Human Wharton’s jelly mesenchymal stem cells plasticity augments scar-free skin wound healing with hair growth
Sabapathy V, Sundaram B, VM S, Mankuzhy P, Kumar S (2014) Human Wharton’s Jelly Mesenchymal Stem Cells Plasticity Augments Scar-Free Skin Wound Healing with Hair Growth. PLOS ONE 9(4): e93726
WJ-MSCs seeded on decellularized amniotic membrane scaffold transplantation on the skin injury of SCID mice model exhibited significantly better wound-healing capabilities, having reduced scar formation with hair growth and improved biomechanical properties of regenerated skin. My role in this project involved the entire characterization of WJ-MSCs including flow cytometry, differentiation potential, cell cycle analysis and in vivo imaging using IVIS imaging station.

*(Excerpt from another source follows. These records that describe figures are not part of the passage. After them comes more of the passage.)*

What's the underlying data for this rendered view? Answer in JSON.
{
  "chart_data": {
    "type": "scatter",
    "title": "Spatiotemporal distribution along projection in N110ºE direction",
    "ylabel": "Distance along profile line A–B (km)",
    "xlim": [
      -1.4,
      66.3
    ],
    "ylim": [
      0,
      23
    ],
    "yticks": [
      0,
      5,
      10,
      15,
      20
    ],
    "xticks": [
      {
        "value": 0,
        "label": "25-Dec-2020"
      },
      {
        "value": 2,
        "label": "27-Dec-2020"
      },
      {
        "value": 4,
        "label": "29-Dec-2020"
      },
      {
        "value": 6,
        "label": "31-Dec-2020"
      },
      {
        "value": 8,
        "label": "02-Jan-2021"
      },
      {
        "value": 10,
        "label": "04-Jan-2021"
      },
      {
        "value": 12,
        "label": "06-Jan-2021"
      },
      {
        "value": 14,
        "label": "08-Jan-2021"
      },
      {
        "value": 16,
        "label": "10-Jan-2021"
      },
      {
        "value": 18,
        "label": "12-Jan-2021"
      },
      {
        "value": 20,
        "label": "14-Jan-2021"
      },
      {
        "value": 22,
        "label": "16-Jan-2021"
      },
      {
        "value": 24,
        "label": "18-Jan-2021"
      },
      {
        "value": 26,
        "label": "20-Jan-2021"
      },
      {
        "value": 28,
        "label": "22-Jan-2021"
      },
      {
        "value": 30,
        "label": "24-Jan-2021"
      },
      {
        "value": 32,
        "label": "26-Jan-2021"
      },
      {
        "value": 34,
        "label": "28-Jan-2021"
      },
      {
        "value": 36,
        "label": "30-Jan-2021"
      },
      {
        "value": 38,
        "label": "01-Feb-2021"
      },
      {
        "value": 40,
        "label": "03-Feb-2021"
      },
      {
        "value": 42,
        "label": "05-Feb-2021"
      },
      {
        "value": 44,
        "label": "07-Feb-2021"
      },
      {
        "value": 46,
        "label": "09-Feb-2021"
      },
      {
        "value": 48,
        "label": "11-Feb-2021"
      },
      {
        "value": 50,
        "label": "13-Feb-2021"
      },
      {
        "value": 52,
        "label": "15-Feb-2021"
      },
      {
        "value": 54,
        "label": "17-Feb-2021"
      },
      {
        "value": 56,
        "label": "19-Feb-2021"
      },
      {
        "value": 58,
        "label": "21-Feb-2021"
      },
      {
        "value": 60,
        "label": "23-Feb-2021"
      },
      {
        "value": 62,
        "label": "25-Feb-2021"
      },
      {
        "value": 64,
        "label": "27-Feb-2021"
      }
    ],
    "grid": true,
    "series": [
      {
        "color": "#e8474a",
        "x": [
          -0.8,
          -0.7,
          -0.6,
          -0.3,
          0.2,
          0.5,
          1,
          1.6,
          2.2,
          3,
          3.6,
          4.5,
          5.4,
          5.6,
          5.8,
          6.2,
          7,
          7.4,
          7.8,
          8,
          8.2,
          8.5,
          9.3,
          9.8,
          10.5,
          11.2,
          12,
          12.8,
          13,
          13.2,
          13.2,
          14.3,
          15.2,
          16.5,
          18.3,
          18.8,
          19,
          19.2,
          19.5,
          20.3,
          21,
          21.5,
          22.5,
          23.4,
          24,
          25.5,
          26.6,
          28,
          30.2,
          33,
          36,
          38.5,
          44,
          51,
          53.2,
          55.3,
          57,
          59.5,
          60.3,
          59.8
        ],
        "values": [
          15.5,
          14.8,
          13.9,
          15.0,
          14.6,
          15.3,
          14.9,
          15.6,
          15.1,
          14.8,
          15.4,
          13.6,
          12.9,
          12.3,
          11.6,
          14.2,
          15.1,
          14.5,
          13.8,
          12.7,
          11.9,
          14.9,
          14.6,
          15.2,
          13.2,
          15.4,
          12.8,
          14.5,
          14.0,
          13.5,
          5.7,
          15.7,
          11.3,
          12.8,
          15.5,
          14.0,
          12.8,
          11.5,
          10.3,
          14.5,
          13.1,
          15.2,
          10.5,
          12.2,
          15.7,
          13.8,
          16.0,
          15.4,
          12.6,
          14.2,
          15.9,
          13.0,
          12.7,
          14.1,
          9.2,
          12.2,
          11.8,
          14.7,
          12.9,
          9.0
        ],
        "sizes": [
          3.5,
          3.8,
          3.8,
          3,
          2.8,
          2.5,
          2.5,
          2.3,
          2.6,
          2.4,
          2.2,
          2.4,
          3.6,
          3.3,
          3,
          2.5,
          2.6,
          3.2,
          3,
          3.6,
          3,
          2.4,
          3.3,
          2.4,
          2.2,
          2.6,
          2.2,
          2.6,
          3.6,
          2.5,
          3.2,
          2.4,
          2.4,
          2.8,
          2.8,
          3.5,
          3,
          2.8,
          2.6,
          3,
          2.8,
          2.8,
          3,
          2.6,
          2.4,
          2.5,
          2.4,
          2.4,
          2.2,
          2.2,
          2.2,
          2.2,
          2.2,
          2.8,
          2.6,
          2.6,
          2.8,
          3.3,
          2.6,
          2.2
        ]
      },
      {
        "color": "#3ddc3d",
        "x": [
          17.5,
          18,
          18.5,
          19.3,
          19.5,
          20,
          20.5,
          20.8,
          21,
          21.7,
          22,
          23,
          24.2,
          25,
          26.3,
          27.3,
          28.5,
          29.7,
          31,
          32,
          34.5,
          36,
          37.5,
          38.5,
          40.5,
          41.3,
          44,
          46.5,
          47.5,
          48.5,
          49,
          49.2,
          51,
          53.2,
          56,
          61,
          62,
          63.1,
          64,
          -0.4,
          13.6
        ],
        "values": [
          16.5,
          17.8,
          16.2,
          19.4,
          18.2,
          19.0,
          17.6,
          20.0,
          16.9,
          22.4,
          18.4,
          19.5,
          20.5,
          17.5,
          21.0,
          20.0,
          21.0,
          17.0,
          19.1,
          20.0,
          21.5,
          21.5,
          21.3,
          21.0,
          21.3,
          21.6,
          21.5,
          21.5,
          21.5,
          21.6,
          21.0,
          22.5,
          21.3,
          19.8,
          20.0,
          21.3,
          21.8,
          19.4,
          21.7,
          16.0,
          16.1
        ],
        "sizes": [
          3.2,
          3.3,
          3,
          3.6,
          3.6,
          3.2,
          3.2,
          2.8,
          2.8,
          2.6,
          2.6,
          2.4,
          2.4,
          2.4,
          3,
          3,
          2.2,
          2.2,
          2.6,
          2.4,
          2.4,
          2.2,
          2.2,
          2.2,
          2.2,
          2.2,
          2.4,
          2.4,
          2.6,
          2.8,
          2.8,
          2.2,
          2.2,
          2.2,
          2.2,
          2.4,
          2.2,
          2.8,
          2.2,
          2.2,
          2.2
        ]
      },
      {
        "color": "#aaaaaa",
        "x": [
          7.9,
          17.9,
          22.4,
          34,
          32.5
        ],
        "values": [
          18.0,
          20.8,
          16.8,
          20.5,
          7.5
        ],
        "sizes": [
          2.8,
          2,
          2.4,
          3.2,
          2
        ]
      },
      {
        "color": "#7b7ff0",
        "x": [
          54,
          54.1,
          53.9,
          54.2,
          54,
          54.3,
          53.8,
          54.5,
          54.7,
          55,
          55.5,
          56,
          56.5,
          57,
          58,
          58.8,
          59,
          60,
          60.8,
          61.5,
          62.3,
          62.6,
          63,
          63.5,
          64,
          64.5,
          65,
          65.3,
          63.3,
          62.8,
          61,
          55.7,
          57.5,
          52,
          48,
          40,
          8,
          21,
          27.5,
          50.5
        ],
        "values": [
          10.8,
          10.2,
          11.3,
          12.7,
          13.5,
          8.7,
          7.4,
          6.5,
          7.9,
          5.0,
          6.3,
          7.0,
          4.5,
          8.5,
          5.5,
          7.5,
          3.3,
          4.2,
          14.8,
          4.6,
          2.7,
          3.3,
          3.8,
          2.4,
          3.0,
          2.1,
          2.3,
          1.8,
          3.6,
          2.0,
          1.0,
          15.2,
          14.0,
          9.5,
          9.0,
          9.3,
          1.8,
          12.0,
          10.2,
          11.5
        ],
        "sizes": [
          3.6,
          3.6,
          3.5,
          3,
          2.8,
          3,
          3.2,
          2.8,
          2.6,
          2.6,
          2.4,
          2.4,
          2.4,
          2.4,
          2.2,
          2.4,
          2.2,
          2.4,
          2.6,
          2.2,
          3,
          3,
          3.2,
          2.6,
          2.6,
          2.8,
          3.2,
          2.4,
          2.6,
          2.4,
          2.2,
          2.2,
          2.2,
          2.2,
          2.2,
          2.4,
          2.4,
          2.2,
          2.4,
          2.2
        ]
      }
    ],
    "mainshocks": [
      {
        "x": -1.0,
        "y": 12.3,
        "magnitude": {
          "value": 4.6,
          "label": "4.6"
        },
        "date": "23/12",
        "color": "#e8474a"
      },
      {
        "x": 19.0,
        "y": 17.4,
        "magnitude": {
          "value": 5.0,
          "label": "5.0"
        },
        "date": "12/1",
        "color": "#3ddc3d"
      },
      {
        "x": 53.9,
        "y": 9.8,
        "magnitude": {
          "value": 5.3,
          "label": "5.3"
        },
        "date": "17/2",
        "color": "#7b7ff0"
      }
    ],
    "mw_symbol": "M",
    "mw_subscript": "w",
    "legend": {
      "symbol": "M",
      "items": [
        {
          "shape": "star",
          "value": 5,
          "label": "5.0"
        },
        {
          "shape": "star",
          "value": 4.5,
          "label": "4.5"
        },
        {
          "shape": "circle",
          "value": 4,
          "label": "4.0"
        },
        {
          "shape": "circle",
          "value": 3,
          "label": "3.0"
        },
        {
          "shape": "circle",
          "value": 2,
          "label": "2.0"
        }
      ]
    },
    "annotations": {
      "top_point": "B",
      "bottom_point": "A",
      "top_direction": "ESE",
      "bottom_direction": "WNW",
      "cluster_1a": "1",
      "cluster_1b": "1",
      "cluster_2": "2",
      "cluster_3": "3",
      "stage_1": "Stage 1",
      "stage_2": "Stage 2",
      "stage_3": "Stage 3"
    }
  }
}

Extracellular RNA signatures of mutant KRAS (G12C) lung adenocarcinoma cells (Pre-print)
Here we used both affinity- and nanofiltration-based extracellular vesicle RNA (EV RNA) isolation approaches to show that mutant KRAS(G12C) signaling results in the secretion of specific lncRNAs, transposable element RNAs (TE RNA), and mRNAs, some of which are prognostic for lung adenocarcinoma (LUAD) patient survival. We found that inhibition of KRAS(G12C) signaling broadly reprograms the noncoding transcriptome, as evidenced by a substantial increase in TE RNA secretion. KRAS(G12C) inhibition also increased the abundance of secreted lncRNAs and retained intron-containing transcripts, while decreasing the mRNA content of EVs. My role invovled the tissue culure of lung adenocarcinoma cells, optimization of KRASG12C inhibitor concentration to inhibit mutant KRAS and library prep of the total RNA isolated from EV RNA.